Katharina Ruth

Leitung des ambulanten Hospizdienstes
E-mail: kruth@diakonie-wuppertal.de
Brief info

Hospizdienst »Die Pusteblume«
der Diakonischen Altenhilfe Wuppertal gGmbH
Hospizbüro Elberfeld
Blankstraße 5
42119 Wuppertal
Telefon 0202 4305124
Fax 0202 4305122

Hospizkoordinatorin
Hospiz- und Palliativbeauftragte der Diakonischen Altenhilfe Wuppertal
Krankenschwester

Meine Name ist Katharina Ruth, Jahrgang 1966, ich komme aus Oberhausen und der Pott ist meine Heimat, auch wenn ich schon seit mehr als 20 Jahren in Düsseldorf lebe. Seit 2011 arbeite ich beim ambulanten Hospizdienst in Wuppertal.
Anfangs als Koordinatorin und seit 2015 leite ich den Dienst.

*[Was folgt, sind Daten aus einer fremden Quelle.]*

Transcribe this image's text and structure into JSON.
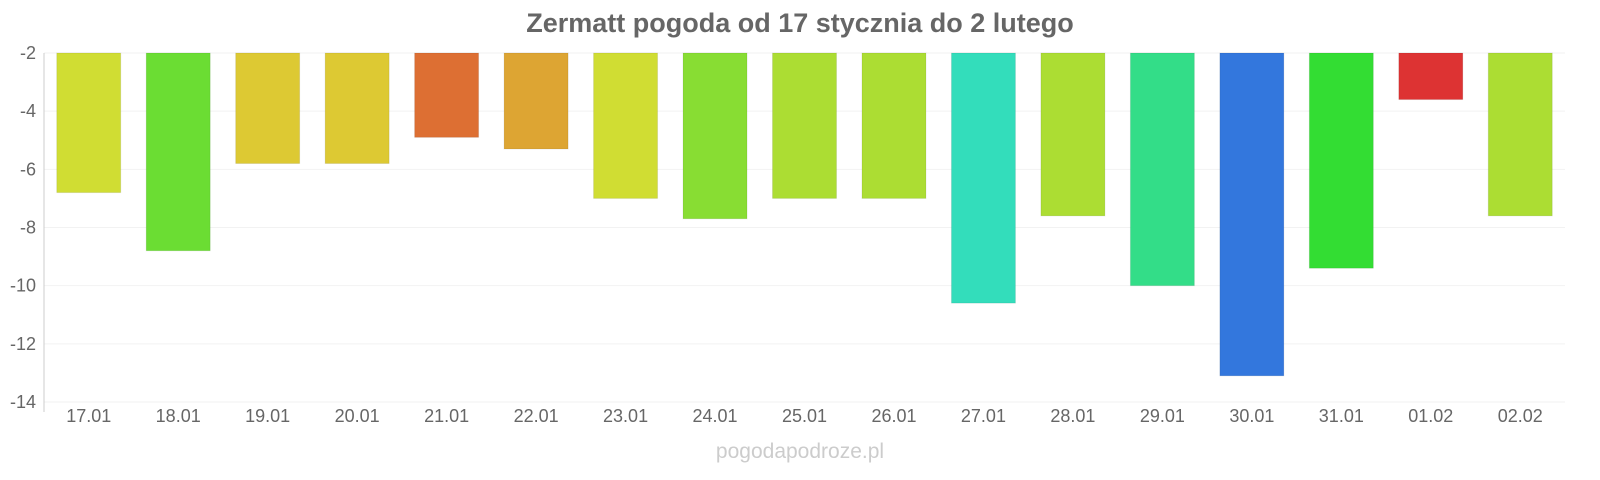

Meine beruflichen Stationen bis dahin waren:

  • Tätigkeit als Krankenschwester im Krankenhaus auf einer Station für Menschen mit einer Krebserkrankung
  • Berufsbegleitend Studium Pflegemanagement
  • Wechsel in die stationäre Altenhilfe, Tätigkeit als Pflegefachkraft, später verantwortlich für das Qualitätsmanagement und Tätigkeit als Pflegedienstleitung
    Für meine jetzige Arbeit ein guter Erfahrungshintergrund, da wir zum einen viele Menschen in Altenheimen begleiten und zum anderen sind die Menschen, die wir ambulant begleiten häufig an Krebs erkrankt.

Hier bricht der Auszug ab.